This is a different, fictional perspective on the antics of Sid Larkins’ life, explaining the evidence brought forth by the defense for an insanity plea during the trials.

Sid Larkins was a man of contradictions—by all accounts a railroad worker, faro dealer, gambler, and drifter whose life seemed a tangle of absurdity and tragedy. The defense at his trial for the murder of Josie Hill leaned heavily into his eccentricities, constructing a narrative that Sid wasn’t entirely in control of his own actions—he was pleading insanity. To the court, they painted a picture of a man who would smoke three cigarettes at once, sometimes even a fourth—burning them down as if the world around him wasn’t burning already. They recounted how he would lend money to gamblers in his own card parlor, allowing them to use his generosity to turn the odds against him, as if the game itself didn’t matter to him at all. Sid’s behavior, they claimed, was more than odd—it was erratic, unpredictable, the marks of a man losing his grip on reality.

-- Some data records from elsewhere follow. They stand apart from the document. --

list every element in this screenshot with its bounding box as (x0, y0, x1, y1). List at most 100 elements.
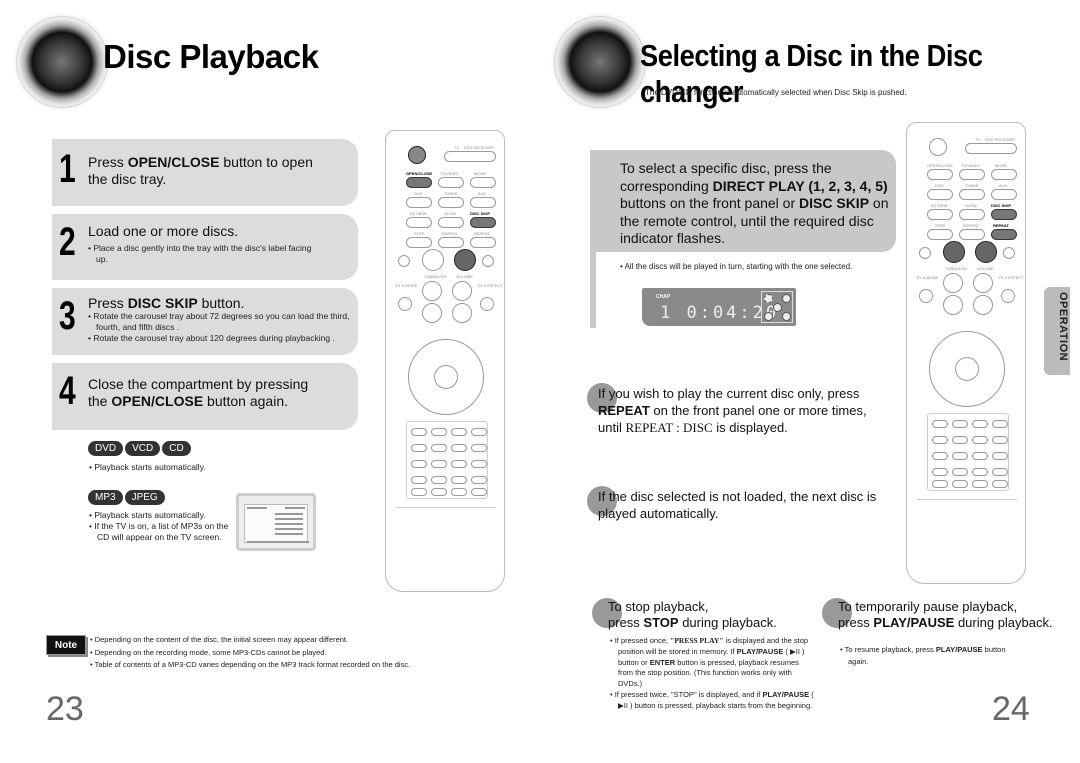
volume-down-button[interactable] (973, 295, 993, 315)
disc-skip-button[interactable] (470, 217, 496, 228)
skip-back-button[interactable] (919, 247, 931, 259)
volume-up-button[interactable] (452, 281, 472, 301)
stop-button[interactable] (422, 249, 444, 271)
display-message: "PRESS PLAY" (670, 636, 724, 645)
pl2-mode-label: PL II MODE (396, 283, 418, 288)
sound-edit-button[interactable] (992, 436, 1008, 444)
num-9[interactable] (972, 452, 988, 460)
tv-dvd-switch[interactable] (965, 143, 1017, 154)
repeat-button[interactable] (470, 237, 496, 248)
test-tone-button[interactable] (992, 420, 1008, 428)
dvd-button[interactable] (927, 189, 953, 200)
play-pause-button[interactable] (975, 241, 997, 263)
test-tone-button[interactable] (471, 428, 487, 436)
num-3[interactable] (451, 428, 467, 436)
pl2-effect-button[interactable] (1001, 289, 1015, 303)
ez-view-button[interactable] (927, 209, 953, 220)
step-button[interactable] (927, 229, 953, 240)
dvd-button[interactable] (406, 197, 432, 208)
open-close-button[interactable] (927, 169, 953, 180)
dvd-label: DVD (414, 191, 423, 196)
skip-forward-button[interactable] (482, 255, 494, 267)
text: button again. (203, 393, 289, 409)
skip-forward-button[interactable] (1003, 247, 1015, 259)
logo-button[interactable] (932, 480, 948, 488)
mode-button[interactable] (470, 177, 496, 188)
zoom-button[interactable] (992, 468, 1008, 476)
enter-button[interactable] (955, 357, 979, 381)
num-3[interactable] (972, 420, 988, 428)
num-4[interactable] (932, 436, 948, 444)
mode-button[interactable] (991, 169, 1017, 180)
tuning-up-button[interactable] (422, 281, 442, 301)
repeat-button[interactable] (991, 229, 1017, 240)
tv-video-button[interactable] (438, 177, 464, 188)
screen-line (275, 533, 303, 535)
volume-down-button[interactable] (452, 303, 472, 323)
battery-cover (917, 499, 1017, 579)
logo-button[interactable] (411, 488, 427, 496)
num-7[interactable] (411, 460, 427, 468)
num-8[interactable] (952, 452, 968, 460)
tuning-up-button[interactable] (943, 273, 963, 293)
num-8[interactable] (431, 460, 447, 468)
dsp-eq-button[interactable] (438, 237, 464, 248)
num-1[interactable] (932, 420, 948, 428)
volume-up-button[interactable] (973, 273, 993, 293)
slide-mode-button[interactable] (431, 488, 447, 496)
tuning-down-button[interactable] (422, 303, 442, 323)
pl2-mode-button[interactable] (398, 297, 412, 311)
sleep-button[interactable] (411, 476, 427, 484)
pl2-mode-button[interactable] (919, 289, 933, 303)
power-button[interactable] (408, 146, 426, 164)
battery-cover (396, 507, 496, 587)
slide-mode-button[interactable] (952, 480, 968, 488)
num-4[interactable] (411, 444, 427, 452)
num-2[interactable] (952, 420, 968, 428)
power-button[interactable] (929, 138, 947, 156)
digest-button[interactable] (451, 488, 467, 496)
cancel-button[interactable] (451, 476, 467, 484)
tuner-button[interactable] (959, 189, 985, 200)
digest-button[interactable] (972, 480, 988, 488)
tv-dvd-switch[interactable] (444, 151, 496, 162)
num-2[interactable] (431, 428, 447, 436)
sub-button[interactable] (471, 460, 487, 468)
num-5[interactable] (952, 436, 968, 444)
sub-button[interactable] (992, 452, 1008, 460)
num-0[interactable] (431, 476, 447, 484)
step-button[interactable] (406, 237, 432, 248)
num-7[interactable] (932, 452, 948, 460)
pl2-effect-button[interactable] (480, 297, 494, 311)
enter-button[interactable] (434, 365, 458, 389)
sleep-button[interactable] (932, 468, 948, 476)
num-0[interactable] (952, 468, 968, 476)
aux-button[interactable] (470, 197, 496, 208)
dsp-eq-button[interactable] (959, 229, 985, 240)
play-pause-button[interactable] (454, 249, 476, 271)
zoom-button[interactable] (471, 476, 487, 484)
remain-button[interactable] (992, 480, 1008, 488)
bullet: If pressed twice, "STOP" is displayed, a… (610, 690, 815, 712)
remain-button[interactable] (471, 488, 487, 496)
open-close-button[interactable] (406, 177, 432, 188)
disc-skip-button[interactable] (991, 209, 1017, 220)
tv-video-button[interactable] (959, 169, 985, 180)
aux-button[interactable] (991, 189, 1017, 200)
slow-button[interactable] (438, 217, 464, 228)
ez-view-button[interactable] (406, 217, 432, 228)
cancel-button[interactable] (972, 468, 988, 476)
tuning-down-button[interactable] (943, 295, 963, 315)
stop-button[interactable] (943, 241, 965, 263)
num-6[interactable] (972, 436, 988, 444)
num-1[interactable] (411, 428, 427, 436)
tuner-button[interactable] (438, 197, 464, 208)
sound-edit-button[interactable] (471, 444, 487, 452)
num-6[interactable] (451, 444, 467, 452)
num-9[interactable] (451, 460, 467, 468)
skip-back-button[interactable] (398, 255, 410, 267)
page-subtitle: The DVD/CD function is automatically sel… (645, 88, 907, 97)
slow-button[interactable] (959, 209, 985, 220)
num-5[interactable] (431, 444, 447, 452)
front-panel-display: CHAP 1 0:04:20 (642, 288, 796, 326)
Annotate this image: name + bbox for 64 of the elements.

The defense continued with tales of Sid’s dangerous mishaps during his time with the railroad. Time and again, he had knocked himself out with a coal shovel, once even falling off a moving train and landing on his head. These weren’t just accidents, the lawyers argued; they were signs that Sid’s life was slipping into chaos long before Josie Hill’s murder. Then there was his relationship with Josie, which seemed to teeter between passion and rejection. When she threw his clothes out into the snow after one of their many arguments, Sid didn’t explode in anger. Instead, he simply gathered his belongings and quipped, “Is that any way to treat a gentleman?” His belief in their fractured love was unwavering.
And then there was that fateful Christmas morning, when Sid walked into Josie’s room with a gun and, after a brief, almost indifferent exchange, shot her. He collapsed to the floor, kicking and thrashing about, certain he’d shot himself as well—only to realize moments later that he hadn’t hit himself at all. Even when he slashed at his own throat, he failed, bleeding just enough to remind himself he was still very much alive. To his defense, these actions were more than acts of violence; they were the frantic gestures of a man unraveling at the seams. But to the prosecution—and eventually the jury—they were the last desperate performances of a man who knew exactly what he was doing, but perhaps always preferred to play the fool.
This is a different, fictional perspective on the antics of Sid Larkins’ life, explaining the evidence brought forth by the defense for an insanity plea during the trials.